À cet égard, j’aimerais citer certaines observations faites par l’honorable Rebecca Alty, ministre des Relations Couronne-Autochtones, lors de sa comparution devant le comité plénier du Sénat, car elles méritent d’être répétées :
[…] [L]es grands projets seront uniquement réalisés dans le cadre de cette loi si des consultations constructives sont menées auprès des Autochtones dont les droits garantis par l’article 35 risquent d’être touchés et leurs besoins sont pris en compte.
Cette loi nécessite la tenue d’importantes consultations auprès des peuples autochtones, d’abord dans le cadre du processus de désignation des projets d’intérêt national, puis lors de l’élaboration des conditions auxquelles ces projets seront assujettis.
Cette exigence n’est pas facultative. Elle est protégée par la Constitution canadienne et intégrée dans l’ensemble de la législation.
Chers collègues, j’avais également l’intention de parler de la Loi d’interprétation du Canada. Toutefois, notre collègue l’honorable sénatrice LaBoucane-Benson, qui est la coordonnatrice législative du représentant du gouvernement au Sénat, s’est déjà exprimée de manière très éloquente à ce sujet. Je suis heureux que le gouvernement nous ait donné l’assurance que cette loi sera respectée.
Tout comme nous devons veiller à ce que les droits des Autochtones ne soient pas compromis, nous devons également veiller à ne pas négliger la protection de l’environnement. Je comprends la crainte que les considérations environnementales soient reléguées au second plan lorsque nous parlons d’accélérer la mise en œuvre de projets spécifiques d’édification nationale. Par contre, le déploiement d’efforts d’atténuation et la prise de mesures de restauration et de renaturation des environnements et des écosystèmes du Canada seront des éléments essentiels du travail effectué dans le cadre de ces projets d’édification nationale.
J’aimerais répéter une suggestion — que j’appuie fermement — faite par M. Sean Southey, directeur-général de la Fédération canadienne de la faune, durant sa comparution devant le comité plénier du Sénat. En parlant de réserves d’habitats par des tiers et de programmes de compensation, M. Southey a dit ceci à propos du concept de compensation :
Il s’agit d’une mesure de conservation visant à compenser les répercussions des projets de développement […] En termes simples, si un projet a des répercussions négatives sur l’environnement à un endroit, il faut améliorer l’environnement de façon équivalente ou supérieure ailleurs.

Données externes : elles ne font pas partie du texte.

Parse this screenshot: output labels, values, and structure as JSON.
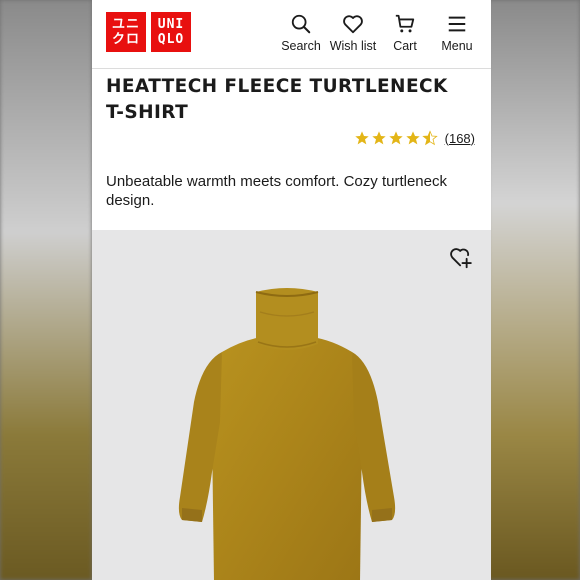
{
  "brand": {
    "logo_text_1": [
      "ユニ",
      "クロ"
    ],
    "logo_text_2": [
      "UNI",
      "QLO"
    ],
    "red": "#e8100f"
  },
  "nav": {
    "search": "Search",
    "wishlist": "Wish list",
    "cart": "Cart",
    "menu": "Menu"
  },
  "product": {
    "title": "HEATTECH FLEECE TURTLENECK T-SHIRT",
    "rating": 4.5,
    "review_count": "(168)",
    "description": "Unbeatable warmth meets comfort. Cozy turtleneck design.",
    "color_swatch": "#b08a1e"
  },
  "icons": {
    "search": "search-icon",
    "wishlist": "heart-icon",
    "cart": "cart-icon",
    "menu": "hamburger-icon",
    "add_wishlist": "heart-plus-icon"
  }
}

Nous encourageons le gouvernement fédéral à autoriser cette solution en permettant, en vertu de la Loi sur les pêches, la création de réserves d’habitats par des tiers. Il s’agit d’une solution avantageuse pour tous. Le fait de restaurer préalablement les habitats et d’en confirmer l’efficacité avant la vente des crédits présente des avantages pour la conservation. Les promoteurs, qui sont les champions de ces projets, peuvent bénéficier d’un processus d’approbation réglementaire simplifié, tandis que nous reconnaissons les avantages environnementaux pour tous les Canadiens.
Chers collègues, en réalité, la création de réserves d’habitats par des tiers est un concept selon lequel une organisation autre que le promoteur responsable d’un projet crée, restaure ou améliore un habitat, puis vend des crédits aux promoteurs qui ont besoin de compenser les impacts environnementaux de leurs projets. Au titre de cette approche, l’habitat doit être construit et sa fonctionnalité doit être prouvée avant que la réserve d’habitat puisse être utilisée comme compensation pour un projet, contrairement à l’approche actuelle, qui exige des mesures de compensation qui n’ont pas encore été créées ni éprouvées.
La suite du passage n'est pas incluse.